The final string should look like this:
2008-02-06,8:00 AM,14.0,6.0,59,1027,-9999.0,West,6.9,-,N/A,N/A,N/A,Clear\n
2008-02-06,9:00 AM,16,6,40,1028,12,WNW,10.4,,N/A,,N/A,N/A,N/A,N/A,N/A\n
EDIT: Note that you could open a filehandle to the data string and let readline deal with line endings:
#!/usr/bin/perl
use strict; use warnings;
use autodie;
my $str = <<EO_DATA;
2008-02-06,8:00 AM,14.0,6.0,59,1027,-9999.0,West,6.9,-,N/A,,Clear
2008-02-06,9:00 AM,16,6,40,1028,12,WNW,10.4,,,,
EO_DATA
open my $str_h, '<', \$str;
while(my $row = <$str_h>) {
chomp $row;
print join(',',
map { length $_ ? $_ : 'N/A'} split /,/, $row, -1
), "\n";
}
Output:
E:\Home> t.pl
2008-02-06,8:00 AM,14.0,6.0,59,1027,-9999.0,West,6.9,-,N/A,N/A,Clear
2008-02-06,9:00 AM,16,6,40,1028,12,WNW,10.4,N/A,N/A,N/A,N/A
You can also use:
pos $str -= 1 while $str =~ s{,(,|\n)}{,N/A$1}g;
Explanation: When s/// finds a ,, and replaces it with ,N/A, it has already moved to the character after the last comma. So, it will miss some consecutive commas if you only use
$str =~ s{,(,|\n)}{,N/A$1}g;
Therefore, I used a loop to move pos $str back by a character after each successful substitution.
Now, as #ysth shows:
$str =~ s!,(?=[,\n])!,N/A!g;
would make the while unnecessary.
I couldn't quite make out what you were trying to do in your lookbehind example, but I suspect you are suffering from a precedence error there, and that everything after the lookbehind should be enclosed in a (?: ... ) so the | doesn't avoid doing the lookbehind.
Starting from scratch, what you are trying to do sounds pretty simple: place N/A after a comma if it is followed by another comma or a newline:
s!,(?=[,\n])!,N/A!g;
Example:
my $rawData = "2008-02-06,8:00 AM,14.0,6.0,59,1027,-9999.0,West,6.9,-,N/A,,Clear\n2008-02-06,9:00 AM,16,6,40,1028,12,WNW,10.4,,,,\n";
use Data::Dumper;
$Data::Dumper::Useqq = $Data::Dumper::Terse = 1;
print Dumper($rawData);
$rawData =~ s!,(?=[,\n])!,N/A!g;
print Dumper($rawData);
Output:
"2008-02-06,8:00 AM,14.0,6.0,59,1027,-9999.0,West,6.9,-,N/A,,Clear\n2008-02-06,9:00 AM,16,6,40,1028,12,WNW,10.4,,,,\n"

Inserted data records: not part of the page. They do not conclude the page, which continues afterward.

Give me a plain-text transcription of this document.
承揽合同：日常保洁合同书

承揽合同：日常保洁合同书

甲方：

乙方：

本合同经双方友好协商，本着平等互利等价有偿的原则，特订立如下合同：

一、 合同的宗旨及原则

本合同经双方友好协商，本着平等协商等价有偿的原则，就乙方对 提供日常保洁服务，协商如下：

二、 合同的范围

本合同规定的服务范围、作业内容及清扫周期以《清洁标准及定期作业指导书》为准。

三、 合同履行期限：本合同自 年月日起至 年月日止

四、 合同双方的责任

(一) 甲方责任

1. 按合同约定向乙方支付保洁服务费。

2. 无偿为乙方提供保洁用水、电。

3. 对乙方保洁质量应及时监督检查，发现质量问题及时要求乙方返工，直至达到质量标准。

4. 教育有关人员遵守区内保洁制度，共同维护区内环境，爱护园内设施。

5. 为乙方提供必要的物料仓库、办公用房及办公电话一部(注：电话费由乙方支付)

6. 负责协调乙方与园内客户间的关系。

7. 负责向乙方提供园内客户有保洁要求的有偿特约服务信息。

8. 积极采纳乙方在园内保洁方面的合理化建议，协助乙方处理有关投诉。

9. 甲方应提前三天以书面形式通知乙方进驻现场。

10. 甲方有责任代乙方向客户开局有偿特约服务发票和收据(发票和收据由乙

"2008-02-06,8:00 AM,14.0,6.0,59,1027,-9999.0,West,6.9,-,N/A,N/A,Clear\n2008-02-06,9:00 AM,16,6,40,1028,12,WNW,10.4,N/A,N/A,N/A,N/A\n"
You could search for
(?<=,)(?=,|$)
and replace that with N/A.
This regex matches the (empty) space between two commas or between a comma and end of line.
The quick and dirty hack version:
my $rawData = "2008-02-06,8:00 AM,14.0,6.0,59,1027,-9999.0,West,6.9,-,N/A,,Clear
2008-02-06,9:00 AM,16,6,40,1028,12,WNW,10.4,,,,\n";
while ($rawData =~ s/,,/,N\/A,/g) {};
print $rawData;
Not the fastest code, but the shortest. It should loop through at max twice.
Not a regex, but not too complicated either:
$string = join ",", map{$_ eq "" ? "N/A" : $_} split (/,/, $string,-1);
The ,-1 is needed at the end to force split to include any empty fields at the end of the string.